The sun was setting on the beach as The Grapes of Wrath, headliners for the annual Sandbanks Music Festival, took to the stage Saturday evening.
Children shot like rockets across the grounds by the retro amphitheatre in the heart of Sandbanks Provincial Park. Many of them donned costumes made as part of the free programming for kids-an annual part of the event.
The festival featured music by Lava Hay, Lover’s Touch, Annelise Noronha, Siobhan Bodrug, Moscow Apartment and the aforementioned headliner.
There was also a tantalizing assortment of food and beverages available, including JK Fries, Outlet Food Co., IDLE WILD PEC, Papa Ganoush and more. Libations were provided by Parson’s Brewery, Sandbanks Winery, Kinsip Distillery, County Cider and Honey Pie Hives, who supplied mead.
The bands played against the backdrop of Suendrini’s Textile Landscapes-up cycled cloth art with a mandate to express the importance of biodiversity, natural habitats and climate change.
While environmentally conscious artwork adorned the stage, an environmentally minded ethos guided the sale of tickets, with $1 from every ticket going towards Friends of Sandbanks, a group dedicated to support the upkeep and development of the park ecosystem. Tickets were $30, with children under 12 attending for free.
“One of the goals of the festival is to raise funds for the Friends of Sandbanks and the great volunteer work they do for the park,” said organizer Dave Ullrich. “The other main goal is to bring together families, friends and artists to celebrate music in one of the most beautiful locations in the world…and it’s right here in Prince Edward County!”
Speaking to the Gazette was Gold Star Volunteer, Nella Casson, who describes volunteering at such a festival to be “way more fun than most people realize.”
“I’m also good at roping in other volunteers,” said Casson with a laugh.

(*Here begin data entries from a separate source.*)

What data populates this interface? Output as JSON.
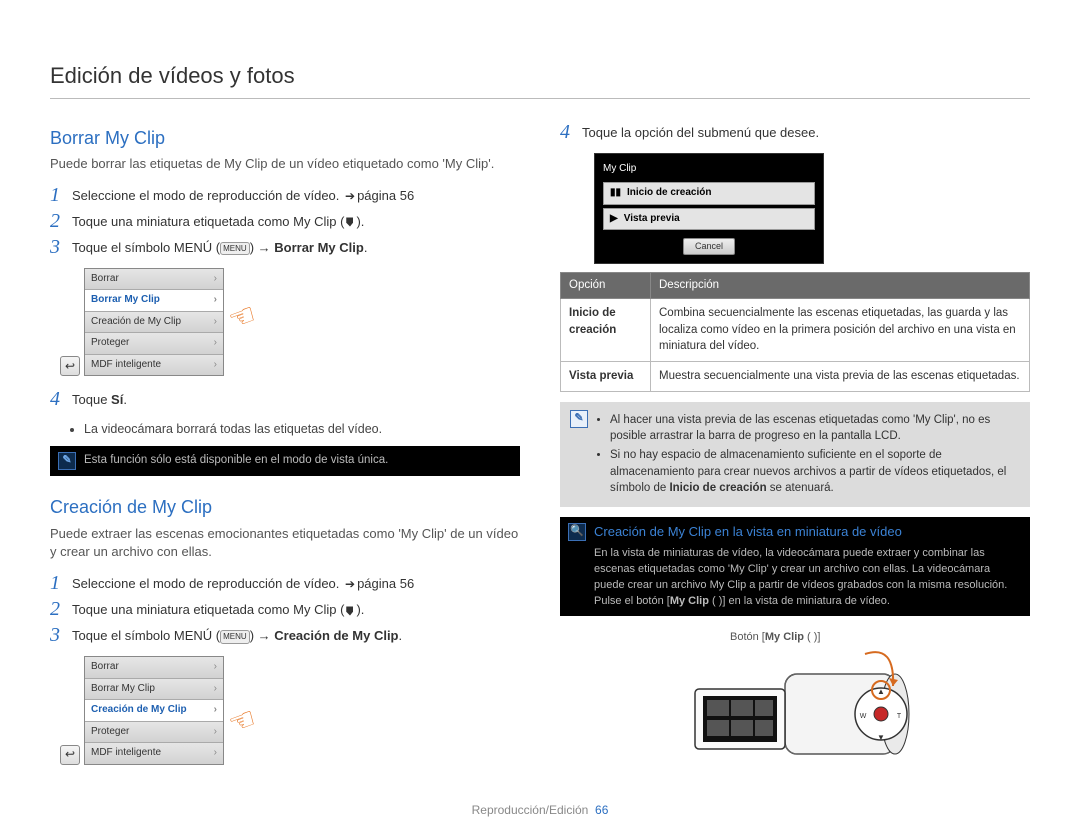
{
  "page_title": "Edición de vídeos y fotos",
  "footer_section": "Reproducción/Edición",
  "footer_page": "66",
  "left": {
    "sec1_heading": "Borrar My Clip",
    "sec1_intro": "Puede borrar las etiquetas de My Clip de un vídeo etiquetado como 'My Clip'.",
    "sec1_steps": {
      "s1": "Seleccione el modo de reproducción de vídeo. ",
      "s1_ref": "página 56",
      "s2a": "Toque una miniatura etiquetada como My Clip (",
      "s2b": ").",
      "s3a": "Toque el símbolo MENÚ (",
      "s3b": ") → ",
      "s3_bold": "Borrar My Clip",
      "s4a": "Toque ",
      "s4_bold": "Sí"
    },
    "sec1_bullet": "La videocámara borrará todas las etiquetas del vídeo.",
    "sec1_note": "Esta función sólo está disponible en el modo de vista única.",
    "menu_items": {
      "m0": "Borrar",
      "m1": "Borrar My Clip",
      "m2": "Creación de My Clip",
      "m3": "Proteger",
      "m4": "MDF inteligente"
    },
    "sec2_heading": "Creación de My Clip",
    "sec2_intro": "Puede extraer las escenas emocionantes etiquetadas como 'My Clip' de un vídeo y crear un archivo con ellas.",
    "sec2_steps": {
      "s1": "Seleccione el modo de reproducción de vídeo. ",
      "s1_ref": "página 56",
      "s2a": "Toque una miniatura etiquetada como My Clip (",
      "s2b": ").",
      "s3a": "Toque el símbolo MENÚ (",
      "s3b": ") → ",
      "s3_bold": "Creación de My Clip"
    }
  },
  "right": {
    "step4": "Toque la opción del submenú que desee.",
    "lcd_title": "My Clip",
    "lcd_row1": "Inicio de creación",
    "lcd_row2": "Vista previa",
    "lcd_cancel": "Cancel",
    "table_h1": "Opción",
    "table_h2": "Descripción",
    "row1_key": "Inicio de creación",
    "row1_val": "Combina secuencialmente las escenas etiquetadas, las guarda y las localiza como vídeo en la primera posición del archivo en una vista en miniatura del vídeo.",
    "row2_key": "Vista previa",
    "row2_val": "Muestra secuencialmente una vista previa de las escenas etiquetadas.",
    "grey_note_1": "Al hacer una vista previa de las escenas etiquetadas como 'My Clip', no es posible arrastrar la barra de progreso en la pantalla LCD.",
    "grey_note_2a": "Si no hay espacio de almacenamiento suficiente en el soporte de almacenamiento para crear nuevos archivos a partir de vídeos etiquetados, el símbolo de ",
    "grey_note_2_bold": "Inicio de creación",
    "grey_note_2b": " se atenuará.",
    "black_note_title": "Creación de My Clip en la vista en miniatura de vídeo",
    "black_note_body_a": "En la vista de miniaturas de vídeo, la videocámara puede extraer y combinar las escenas etiquetadas como 'My Clip' y crear un archivo con ellas. La videocámara puede crear un archivo My Clip a partir de vídeos grabados con la misma resolución. Pulse el botón [",
    "black_note_body_bold": "My Clip",
    "black_note_body_b": " ( )] en la vista de miniatura de vídeo.",
    "cam_label_a": "Botón [",
    "cam_label_bold": "My Clip",
    "cam_label_b": " ( )]"
  },
  "icons": {
    "menu_chip": "MENU"
  }
}
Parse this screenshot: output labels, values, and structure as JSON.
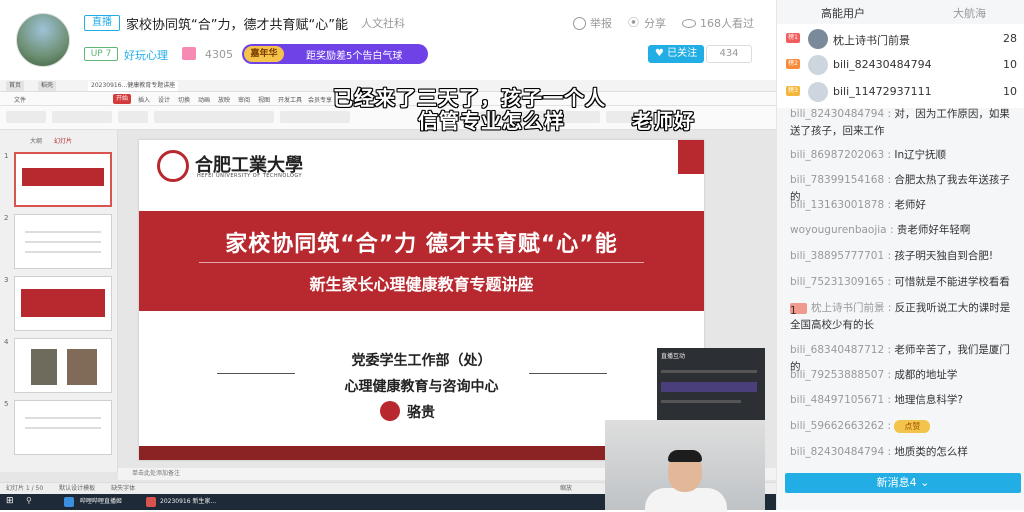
{
  "header": {
    "live_badge": "直播",
    "title": "家校协同筑“合”力，德才共育赋“心”能",
    "category": "人文社科",
    "report_label": "举报",
    "share_label": "分享",
    "watched_label": "168人看过",
    "up_level": "UP 7",
    "area_label": "好玩心理",
    "gift_count": "4305",
    "annual_badge": "嘉年华",
    "annual_text": "距奖励差5个告白气球",
    "follow_label": "已关注",
    "follow_count": "434"
  },
  "subtitles": {
    "line1": "已经来了三天了，孩子一个人",
    "line2": "信管专业怎么样",
    "line3": "老师好"
  },
  "slide": {
    "logo_cn": "合肥工業大學",
    "logo_en": "HEFEI UNIVERSITY OF TECHNOLOGY",
    "title": "家校协同筑“合”力  德才共育赋“心”能",
    "subtitle": "新生家长心理健康教育专题讲座",
    "org1": "党委学生工作部（处）",
    "org2": "心理健康教育与咨询中心",
    "presenter": "骆贵"
  },
  "ppt": {
    "tab_home": "首页",
    "tab_shell": "稻壳",
    "tab_doc": "20230916...健康教育专题讲座",
    "menu_file": "文件",
    "menu_start": "开始",
    "menu_items": [
      "插入",
      "设计",
      "切换",
      "动画",
      "放映",
      "审阅",
      "视图",
      "开发工具",
      "会员专享"
    ],
    "thumb_tab_outline": "大纲",
    "thumb_tab_slides": "幻灯片",
    "notes_hint": "单击此处添加备注",
    "status_left": "幻灯片 1 / 50",
    "status_theme": "默认设计模板",
    "status_font": "缺失字体",
    "status_zoom": "缩放",
    "task_item1": "哔哩哔哩直播姬",
    "task_item2": "20230916 新生家..."
  },
  "overlay": {
    "title": "直播互动"
  },
  "sidebar": {
    "tab_high_energy": "高能用户",
    "tab_voyage": "大航海",
    "ranks": [
      {
        "badge": "榜1",
        "name": "枕上诗书门前景",
        "score": "28",
        "color": "#f25d5d"
      },
      {
        "badge": "榜2",
        "name": "bili_82430484794",
        "score": "10",
        "color": "#f78b3b"
      },
      {
        "badge": "榜3",
        "name": "bili_11472937111",
        "score": "10",
        "color": "#f5b73b"
      }
    ],
    "messages": [
      {
        "user": "bili_82430484794",
        "text": "对，因为工作原因，如果送了孩子，回来工作"
      },
      {
        "user": "bili_86987202063",
        "text": "In辽宁抚顺"
      },
      {
        "user": "bili_78399154168",
        "text": "合肥太热了我去年送孩子的"
      },
      {
        "user": "bili_13163001878",
        "text": "老师好"
      },
      {
        "user": "woyougurenbaojia",
        "text": "贵老师好年轻啊"
      },
      {
        "user": "bili_38895777701",
        "text": "孩子明天独自到合肥!"
      },
      {
        "user": "bili_75231309165",
        "text": "可惜就是不能进学校看看"
      },
      {
        "user": "枕上诗书门前景",
        "text": "反正我听说工大的课时是全国高校少有的长",
        "medal": "1"
      },
      {
        "user": "bili_68340487712",
        "text": "老师辛苦了，我们是厦门的"
      },
      {
        "user": "bili_79253888507",
        "text": "成都的地址学"
      },
      {
        "user": "bili_48497105671",
        "text": "地理信息科学?"
      },
      {
        "user": "bili_59662663262",
        "text": "",
        "emote": "点赞"
      },
      {
        "user": "bili_82430484794",
        "text": "地质类的怎么样"
      }
    ],
    "new_messages": "新消息4"
  }
}
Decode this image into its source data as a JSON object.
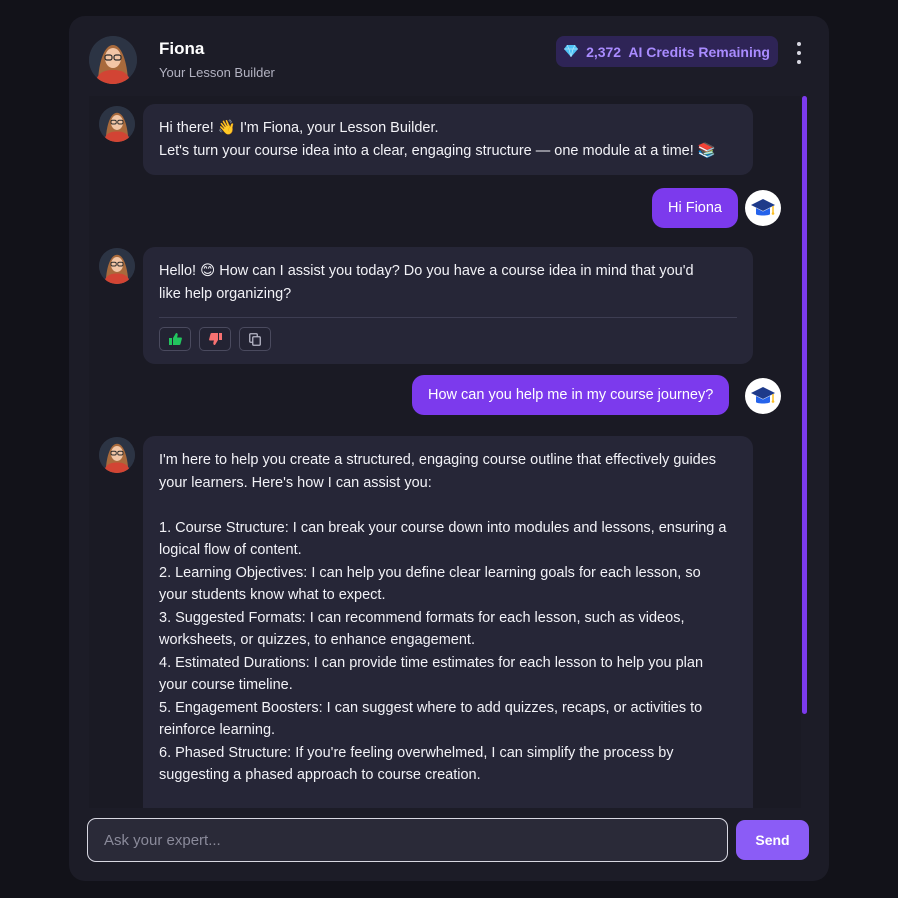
{
  "header": {
    "name": "Fiona",
    "subtitle": "Your Lesson Builder",
    "credits": "2,372  AI Credits Remaining"
  },
  "messages": [
    {
      "role": "bot",
      "lines": [
        "Hi there!  👋 I'm Fiona, your Lesson Builder.",
        "Let's turn your course idea into a clear, engaging structure — one module at a time! 📚"
      ]
    },
    {
      "role": "user",
      "text": "Hi Fiona"
    },
    {
      "role": "bot",
      "lines": [
        "Hello! 😊 How can I assist you today? Do you have a course idea in mind that you'd",
        "like help organizing?"
      ]
    },
    {
      "role": "user",
      "text": "How can you help me in my course journey?"
    },
    {
      "role": "bot",
      "lines": [
        "I'm here to help you create a structured, engaging course outline that effectively guides",
        "your learners. Here's how I can assist you:",
        "",
        "1. Course Structure: I can break your course down into modules and lessons, ensuring a",
        "logical flow of content.",
        "2. Learning Objectives: I can help you define clear learning goals for each lesson, so",
        "your students know what to expect.",
        "3. Suggested Formats: I can recommend formats for each lesson, such as videos,",
        "worksheets, or quizzes, to enhance engagement.",
        "4. Estimated Durations: I can provide time estimates for each lesson to help you plan",
        "your course timeline.",
        "5. Engagement Boosters: I can suggest where to add quizzes, recaps, or activities to",
        "reinforce learning.",
        "6. Phased Structure: If you're feeling overwhelmed, I can simplify the process by",
        "suggesting a phased approach to course creation."
      ]
    }
  ],
  "composer": {
    "placeholder": "Ask your expert...",
    "send_label": "Send"
  },
  "colors": {
    "accent": "#7c3aed",
    "send": "#8b5cf6",
    "credits_text": "#a98bff",
    "like": "#22c55e",
    "dislike": "#f87171"
  },
  "icons": [
    "diamond-icon",
    "more-vertical-icon",
    "thumbs-up-icon",
    "thumbs-down-icon",
    "copy-icon",
    "graduation-cap-icon"
  ]
}
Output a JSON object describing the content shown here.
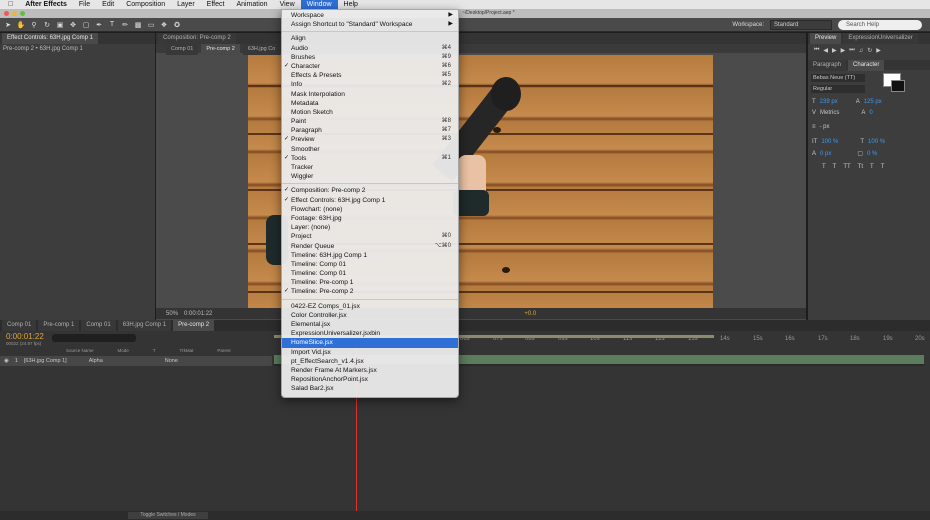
{
  "menubar": {
    "app": "After Effects",
    "items": [
      "File",
      "Edit",
      "Composition",
      "Layer",
      "Effect",
      "Animation",
      "View",
      "Window",
      "Help"
    ],
    "active": "Window"
  },
  "titlebar": {
    "text": "~/Desktop/Project.aep *"
  },
  "workspace": {
    "label": "Workspace:",
    "value": "Standard",
    "search_placeholder": "Search Help"
  },
  "left_panel": {
    "tab": "Effect Controls: 63H.jpg Comp 1",
    "subtitle": "Pre-comp 2 • 63H.jpg Comp 1"
  },
  "viewer": {
    "tabs": [
      "Composition: Pre-comp 2",
      "Comp 01",
      "Pre-comp 2",
      "63H.jpg Co"
    ],
    "zoom": "50%",
    "timecode": "0:00:01:22",
    "offset": "+0.0"
  },
  "right_panel": {
    "tabs_top": [
      "Preview",
      "ExpressionUniversalizer"
    ],
    "tabs_char": [
      "Paragraph",
      "Character"
    ],
    "font_family": "Bebas Neue (TT)",
    "font_style": "Regular",
    "font_size": "239 px",
    "leading": "125 px",
    "kerning": "Metrics",
    "tracking": "0",
    "stroke": "- px",
    "vscale": "100 %",
    "hscale": "100 %",
    "baseline": "0 px",
    "tsume": "0 %",
    "style_buttons": [
      "T",
      "T",
      "TT",
      "Tt",
      "T",
      "T"
    ]
  },
  "timeline": {
    "tabs": [
      "Comp 01",
      "Pre-comp 1",
      "Comp 01",
      "63H.jpg Comp 1",
      "Pre-comp 2"
    ],
    "timecode": "0:00:01:22",
    "fps": "00022 (24.97 fps)",
    "columns": [
      "Source Name",
      "Mode",
      "T",
      "TrkMat",
      "Parent"
    ],
    "layer": {
      "num": "1",
      "name": "[63H.jpg Comp 1]",
      "mode": "Alpha",
      "parent": "None"
    },
    "ruler": [
      "06s",
      "07s",
      "08s",
      "09s",
      "10s",
      "11s",
      "12s",
      "13s",
      "14s",
      "15s",
      "16s",
      "17s",
      "18s",
      "19s",
      "20s"
    ],
    "toggle_label": "Toggle Switches / Modes"
  },
  "window_menu": {
    "items": [
      {
        "label": "Workspace",
        "submenu": true
      },
      {
        "label": "Assign Shortcut to \"Standard\" Workspace",
        "submenu": true
      },
      {
        "sep": true
      },
      {
        "label": "Align"
      },
      {
        "label": "Audio",
        "shortcut": "⌘4"
      },
      {
        "label": "Brushes",
        "shortcut": "⌘9"
      },
      {
        "label": "Character",
        "check": true,
        "shortcut": "⌘6"
      },
      {
        "label": "Effects & Presets",
        "shortcut": "⌘5"
      },
      {
        "label": "Info",
        "shortcut": "⌘2"
      },
      {
        "label": "Mask Interpolation"
      },
      {
        "label": "Metadata"
      },
      {
        "label": "Motion Sketch"
      },
      {
        "label": "Paint",
        "shortcut": "⌘8"
      },
      {
        "label": "Paragraph",
        "shortcut": "⌘7"
      },
      {
        "label": "Preview",
        "check": true,
        "shortcut": "⌘3"
      },
      {
        "label": "Smoother"
      },
      {
        "label": "Tools",
        "check": true,
        "shortcut": "⌘1"
      },
      {
        "label": "Tracker"
      },
      {
        "label": "Wiggler"
      },
      {
        "sep": true
      },
      {
        "label": "Composition: Pre-comp 2",
        "check": true
      },
      {
        "label": "Effect Controls: 63H.jpg Comp 1",
        "check": true
      },
      {
        "label": "Flowchart: (none)"
      },
      {
        "label": "Footage: 63H.jpg"
      },
      {
        "label": "Layer: (none)"
      },
      {
        "label": "Project",
        "shortcut": "⌘0"
      },
      {
        "label": "Render Queue",
        "shortcut": "⌥⌘0"
      },
      {
        "label": "Timeline: 63H.jpg Comp 1"
      },
      {
        "label": "Timeline: Comp 01"
      },
      {
        "label": "Timeline: Comp 01"
      },
      {
        "label": "Timeline: Pre-comp 1"
      },
      {
        "label": "Timeline: Pre-comp 2",
        "check": true
      },
      {
        "sep": true
      },
      {
        "label": "0422-EZ Comps_01.jsx"
      },
      {
        "label": "Color Controller.jsx"
      },
      {
        "label": "Elemental.jsx"
      },
      {
        "label": "ExpressionUniversalizer.jsxbin"
      },
      {
        "label": "HomeSlice.jsx",
        "highlight": true
      },
      {
        "label": "Import Vid.jsx"
      },
      {
        "label": "pt_EffectSearch_v1.4.jsx"
      },
      {
        "label": "Render Frame At Markers.jsx"
      },
      {
        "label": "RepositionAnchorPoint.jsx"
      },
      {
        "label": "Salad Bar2.jsx"
      }
    ]
  },
  "colors": {
    "accent": "#2f6fd6",
    "timecode": "#e0a33a",
    "value_blue": "#3a9bf0"
  }
}
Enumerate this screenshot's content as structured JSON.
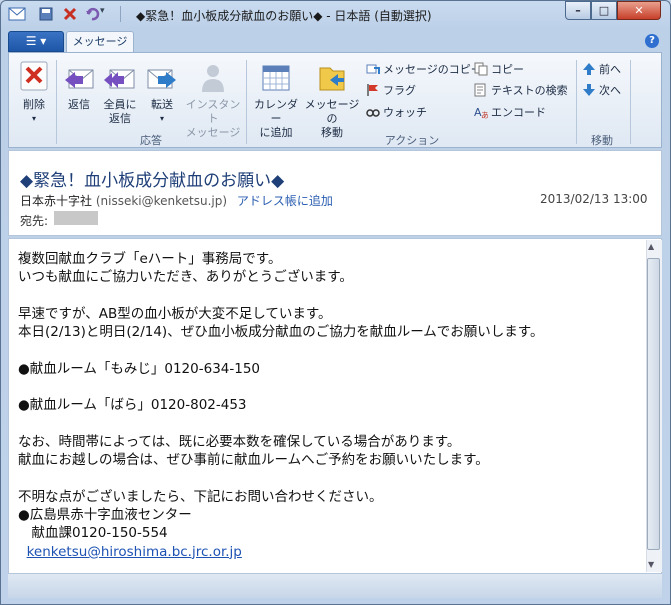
{
  "window": {
    "title": "◆緊急！血小板成分献血のお願い◆ - 日本語 (自動選択)",
    "minimize": "–",
    "maximize": "□",
    "close": "✕"
  },
  "ribbon": {
    "file_tab": "☰ ▾",
    "tabs": [
      {
        "label": "メッセージ"
      }
    ],
    "help": "?",
    "delete": {
      "label": "削除",
      "arrow": "▾"
    },
    "respond": {
      "group": "応答",
      "reply": "返信",
      "reply_all": [
        "全員に",
        "返信"
      ],
      "forward": "転送",
      "forward_arrow": "▾",
      "im": [
        "インスタント",
        "メッセージ"
      ]
    },
    "calendar": [
      "カレンダー",
      "に追加"
    ],
    "move_msg": [
      "メッセージの",
      "移動"
    ],
    "actions": {
      "group": "アクション",
      "copy_message": "メッセージのコピー",
      "flag": "フラグ",
      "watch": "ウォッチ",
      "copy": "コピー",
      "find_text": "テキストの検索",
      "encode": "エンコード"
    },
    "move": {
      "group": "移動",
      "prev": "前へ",
      "next": "次へ"
    }
  },
  "message": {
    "subject": "◆緊急！血小板成分献血のお願い◆",
    "from_name": "日本赤十字社",
    "from_addr": "(nisseki@kenketsu.jp)",
    "add_to_contacts": "アドレス帳に追加",
    "date": "2013/02/13 13:00",
    "to_label": "宛先:",
    "body": [
      "複数回献血クラブ「eハート」事務局です。",
      "いつも献血にご協力いただき、ありがとうございます。",
      "",
      "早速ですが、AB型の血小板が大変不足しています。",
      "本日(2/13)と明日(2/14)、ぜひ血小板成分献血のご協力を献血ルームでお願いします。",
      "",
      "●献血ルーム「もみじ」0120-634-150",
      "",
      "●献血ルーム「ばら」0120-802-453",
      "",
      "なお、時間帯によっては、既に必要本数を確保している場合があります。",
      "献血にお越しの場合は、ぜひ事前に献血ルームへご予約をお願いいたします。",
      "",
      "不明な点がございましたら、下記にお問い合わせください。",
      "●広島県赤十字血液センター",
      "　献血課0120-150-554"
    ],
    "email_link": "kenketsu@hiroshima.bc.jrc.or.jp"
  },
  "colors": {
    "accent": "#1f57a8",
    "subject": "#1f3f78",
    "link": "#1d52b3"
  }
}
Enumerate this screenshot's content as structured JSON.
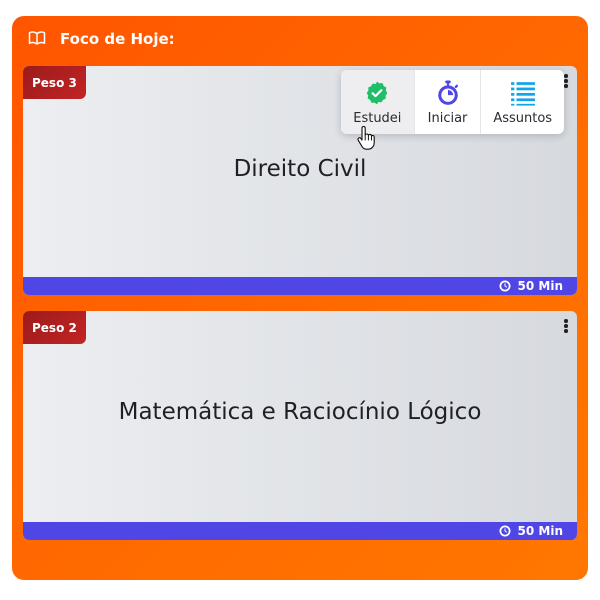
{
  "header": {
    "title": "Foco de Hoje:",
    "icon": "book-open-icon"
  },
  "cards": [
    {
      "peso": "Peso 3",
      "subject": "Direito Civil",
      "duration": "50 Min",
      "toolbar": [
        {
          "label": "Estudei",
          "icon": "check-badge-icon",
          "color": "#1fbf6a"
        },
        {
          "label": "Iniciar",
          "icon": "stopwatch-icon",
          "color": "#4f46e5"
        },
        {
          "label": "Assuntos",
          "icon": "list-icon",
          "color": "#0ea5e9"
        }
      ]
    },
    {
      "peso": "Peso 2",
      "subject": "Matemática e Raciocínio Lógico",
      "duration": "50 Min"
    }
  ],
  "colors": {
    "panel": "#ff6a00",
    "bar": "#4f46e5",
    "peso": "#b01f1f"
  }
}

“At the Sandbanks Music Festival, it’s really fun to be an ambassador for all the great stuff in the County. There is Vicki’s Veggies, Humble Bread, Parsons, Pyramid Ferments..who all donate food and drink for me to work with. It’s all delicious and high quality,” said Casson. “I think the visiting musicians and their families really appreciate how delicious everything is.”
A prominent volunteer in the community, Casson describes volunteering as an important way to keep connected with various parts of the community, not only by meeting people but by sharing the stories behind people, places and things.
“I know the suppliers, so I get to spread the stories, i.e. this bread was baked in a brick fire oven and Vicki’s family has farmed their land for nine generations etc…many hands lighten the load!”
According to Casson, the volunteers who arrive early in the day are also there at the end to help tear everything down.
Being nestled amongst the trees situated next to Lake Ontario, many of the close to 800 attendees camped onsite for ease of access to the festivities.
“Campsites on event weekend sell out completely and there are growing groups of families that come in together (and all camp together) from Toronto, Ottawa etc. It’s great to see that side grow over the years. When the tent/trailer is just steps away, families can come and go with young kids as needed. We also provide free kids programming all day led by Krista Dalby and her team from Small Pond Arts,” stated Ullrich.
With a goal to keep the event as inclusive as possible, it’s not a surprise that the festival returned for their eighth year this past weekend.